Aleksandra Kwaśniewska reaguje na aferę ze Smaszcz i Janachowską! Ma dla obu stron cenną radę!
Paulina Smaszcz w ostatnich dniach znów jest na językach niemal wszystkich. Tym razem była żona Maćka Kurzajewskiego wypowiedziała się już nie tylko na temat jego romansu z Kasią Cichopek, ale i zganiła celebrytki, które mają czelność publicznie ją krytykować za zbyt wielką wylewność. Najmocniej dostało się Izabeli Janachowskiej, która z pomocą swojego męża milionera pogroziła Paulinie sądem. Wygląda na to, że cała sprawa szybko nie przycichnie. Teraz głos w sprawie postanowiła jeszcze zabrać Aleksandra Kwaśniewska. W rozmowie z nami ostrzegła obie strony konfliktu przed jednym...
Paulina Smaszcz w ostatnich tygodniach rozpętała kilka naprawdę niezłych afer. Zaczęło się oczywiście od jej komentarzy pod zdjęciem Kasi Cichopek z Izraela.
Kobieta zaapelowała do aktorki, by ta przestała w końcu udawać i przyznała się, że ma romans z jej byłym mężem. Ostatecznie tak też się stało, bo Kasia i Maciek potwierdzili, że połączyła ich miłość.
To oczywiście nie uciszyło Pauliny, która zaczęła wyjawiać kolejne pikantne sekrety z ich życia rodzinnego. Wyznała m.in., że Maciek i Katarzyna mają romans od 2019 roku, gdy poznali się na planie programu "Czar par". On był wówczas jeszcze mężem Smaszcz, a Kasia żoną Marcina Hakiela.
Potem pojawiły się kolejne wywiady z Pauliną w roli głównej. Ostatni, którego udzieliła Annie Zajdler, wywołał kolejne wielkie poruszenie. "Kobieta petarda" nie poprzestała bowiem na plotkowaniu o Cichopek i Kurzajewskim.
W pewnym momencie na tapet wzięła celebrytki, które publicznie postanowiły skrytykować jej nadmierną wylewność i brak taktu.
"Co to są za ekspertki? Iwona Pavlović, która rozbiła rodzinę mężczyzny z trojgiem dzieci i troje dzieci zostało po rozwodzie? Sama nie ma dzieci i radzi mi, matce? Iza Janachowska, która wychodzi za mąż za milionera, czyli strzela sobie z nim dzidziusia, a on opuszcza żonę, która jest w średnim wieku?" - oburzała się Smaszcz.

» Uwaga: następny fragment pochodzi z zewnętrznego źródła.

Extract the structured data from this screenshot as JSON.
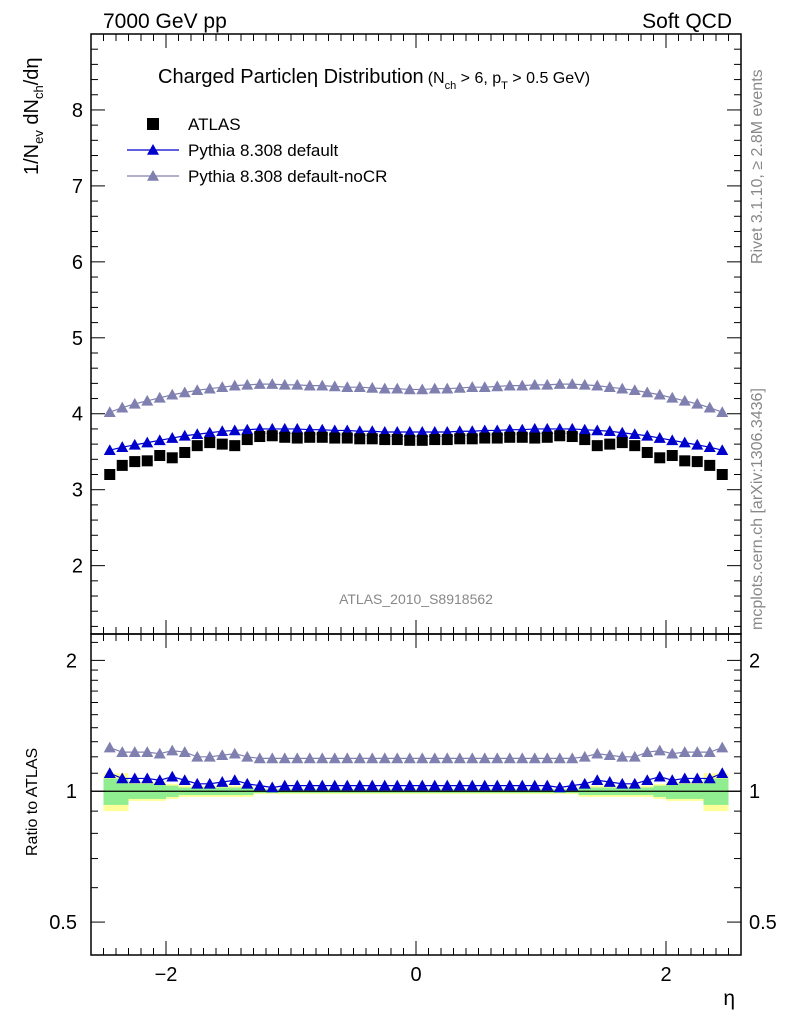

Na tym jednak się nie skończyło. Janachowska wydała bowiem oświadczenie w tej sprawie i ujawniła prywatne wiadomości od Pauliny, w którym ta miała prosić Izę o to, by poznała ją z jakimś kolegą jej bogatego męża.
Paulina znów się wkurzyła i oznajmiła, że Janachowska manipuluje faktami, a do tego "roluje Krzysztofa finansowo".

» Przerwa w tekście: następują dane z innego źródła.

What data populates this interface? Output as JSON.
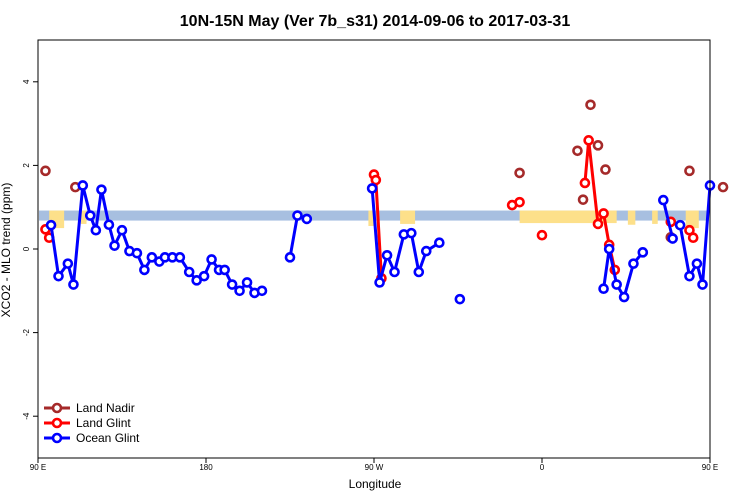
{
  "chart_data": {
    "type": "line",
    "title": "10N-15N May (Ver 7b_s31)   2014-09-06 to 2017-03-31",
    "xlabel": "Longitude",
    "ylabel": "XCO2 - MLO trend (ppm)",
    "xlim": [
      90,
      450
    ],
    "ylim": [
      -5,
      5
    ],
    "x_ticks": [
      {
        "value": 90,
        "label": "90 E"
      },
      {
        "value": 180,
        "label": "180"
      },
      {
        "value": 270,
        "label": "90 W"
      },
      {
        "value": 360,
        "label": "0"
      },
      {
        "value": 450,
        "label": "90 E"
      },
      {
        "value": 540,
        "label": "180"
      }
    ],
    "y_ticks": [
      {
        "value": -4,
        "label": "-4"
      },
      {
        "value": -2,
        "label": "-2"
      },
      {
        "value": 0,
        "label": "0"
      },
      {
        "value": 2,
        "label": "2"
      },
      {
        "value": 4,
        "label": "4"
      }
    ],
    "grid": false,
    "legend_position": "bottom-left",
    "band": {
      "y_min": 0.68,
      "y_max": 0.92,
      "color": "#a7bfe0"
    },
    "land_bars": {
      "color": "#fde08a",
      "spans": [
        [
          96,
          104,
          0.5
        ],
        [
          113,
          116,
          0.6
        ],
        [
          267,
          270,
          0.55
        ],
        [
          284,
          292,
          0.6
        ],
        [
          348,
          400,
          0.62
        ],
        [
          406,
          410,
          0.58
        ],
        [
          419,
          422,
          0.6
        ],
        [
          437,
          444,
          0.5
        ]
      ]
    },
    "series": [
      {
        "name": "Land Nadir",
        "color": "#a52a2a",
        "show_line": false,
        "segments": [
          [
            [
              94,
              1.87
            ]
          ],
          [
            [
              110,
              1.48
            ]
          ],
          [
            [
              348,
              1.82
            ]
          ],
          [
            [
              379,
              2.35
            ]
          ],
          [
            [
              382,
              1.18
            ]
          ],
          [
            [
              386,
              3.45
            ],
            [
              390,
              2.48
            ],
            [
              394,
              1.9
            ]
          ],
          [
            [
              429,
              0.28
            ]
          ],
          [
            [
              439,
              1.87
            ]
          ],
          [
            [
              457,
              1.48
            ]
          ]
        ]
      },
      {
        "name": "Land Glint",
        "color": "#ff0000",
        "show_line": true,
        "segments": [
          [
            [
              94,
              0.47
            ],
            [
              96,
              0.27
            ]
          ],
          [
            [
              270,
              1.78
            ],
            [
              271,
              1.65
            ],
            [
              274,
              -0.7
            ]
          ],
          [
            [
              344,
              1.05
            ],
            [
              348,
              1.12
            ]
          ],
          [
            [
              360,
              0.33
            ]
          ],
          [
            [
              383,
              1.58
            ],
            [
              385,
              2.6
            ],
            [
              390,
              0.6
            ],
            [
              393,
              0.85
            ],
            [
              396,
              0.1
            ],
            [
              399,
              -0.5
            ]
          ],
          [
            [
              429,
              0.65
            ]
          ],
          [
            [
              439,
              0.45
            ],
            [
              441,
              0.27
            ]
          ]
        ]
      },
      {
        "name": "Ocean Glint",
        "color": "#0000ff",
        "show_line": true,
        "segments": [
          [
            [
              97,
              0.57
            ],
            [
              101,
              -0.65
            ],
            [
              106,
              -0.35
            ],
            [
              109,
              -0.85
            ],
            [
              114,
              1.52
            ],
            [
              118,
              0.8
            ],
            [
              121,
              0.45
            ],
            [
              124,
              1.42
            ],
            [
              128,
              0.58
            ],
            [
              131,
              0.08
            ],
            [
              135,
              0.45
            ],
            [
              139,
              -0.05
            ],
            [
              143,
              -0.1
            ],
            [
              147,
              -0.5
            ],
            [
              151,
              -0.2
            ],
            [
              155,
              -0.3
            ],
            [
              158,
              -0.2
            ],
            [
              162,
              -0.2
            ],
            [
              166,
              -0.2
            ],
            [
              171,
              -0.55
            ],
            [
              175,
              -0.75
            ],
            [
              179,
              -0.65
            ],
            [
              183,
              -0.25
            ],
            [
              187,
              -0.5
            ],
            [
              190,
              -0.5
            ],
            [
              194,
              -0.85
            ],
            [
              198,
              -1.0
            ],
            [
              202,
              -0.8
            ],
            [
              206,
              -1.05
            ],
            [
              210,
              -1.0
            ]
          ],
          [
            [
              225,
              -0.2
            ],
            [
              229,
              0.8
            ],
            [
              234,
              0.72
            ]
          ],
          [
            [
              269,
              1.45
            ],
            [
              273,
              -0.8
            ],
            [
              277,
              -0.15
            ],
            [
              281,
              -0.55
            ],
            [
              286,
              0.35
            ],
            [
              290,
              0.38
            ],
            [
              294,
              -0.55
            ],
            [
              298,
              -0.05
            ],
            [
              305,
              0.15
            ]
          ],
          [
            [
              316,
              -1.2
            ]
          ],
          [
            [
              393,
              -0.95
            ],
            [
              396,
              0.0
            ],
            [
              400,
              -0.85
            ],
            [
              404,
              -1.15
            ],
            [
              409,
              -0.35
            ],
            [
              414,
              -0.08
            ]
          ],
          [
            [
              425,
              1.17
            ],
            [
              430,
              0.25
            ]
          ],
          [
            [
              434,
              0.57
            ],
            [
              439,
              -0.65
            ],
            [
              443,
              -0.35
            ],
            [
              446,
              -0.85
            ],
            [
              450,
              1.52
            ]
          ]
        ]
      }
    ]
  }
}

Na to wszystko głos zabrał Krzysztof Jabłoński, który zażądał od Smaszcz przeprosin i pogroził prawnikami. Post Pauliny zniknął, ale w następnym zapewniła, że "nie da się zdeptać", grożąc przy okazji piszącym o niej mediom swoimi prawnikami.
Sprawa bulwersuje wiele osób w show-biznesie. Nam udało się porozmawiać na ten temat z Olą Kwaśniewską. Córka byłej pary prezydenckiej nie kryła zdziwienia całą aferą. Przyznała, że nie mieści jej się w głowie, że można tak zachowywać się wobec innych...
"Nie rozumiem, czemu ma się taką potrzebę. Dużo fajniej jest się skupiać na tych dobrych rzeczach, które można powiedzieć o kimś albo do kogoś. Nie znajduję żadnej satysfakcji w tym, że komuś - mówiąc kolokwialnie - dowalę" - mówi nam Aleksandra.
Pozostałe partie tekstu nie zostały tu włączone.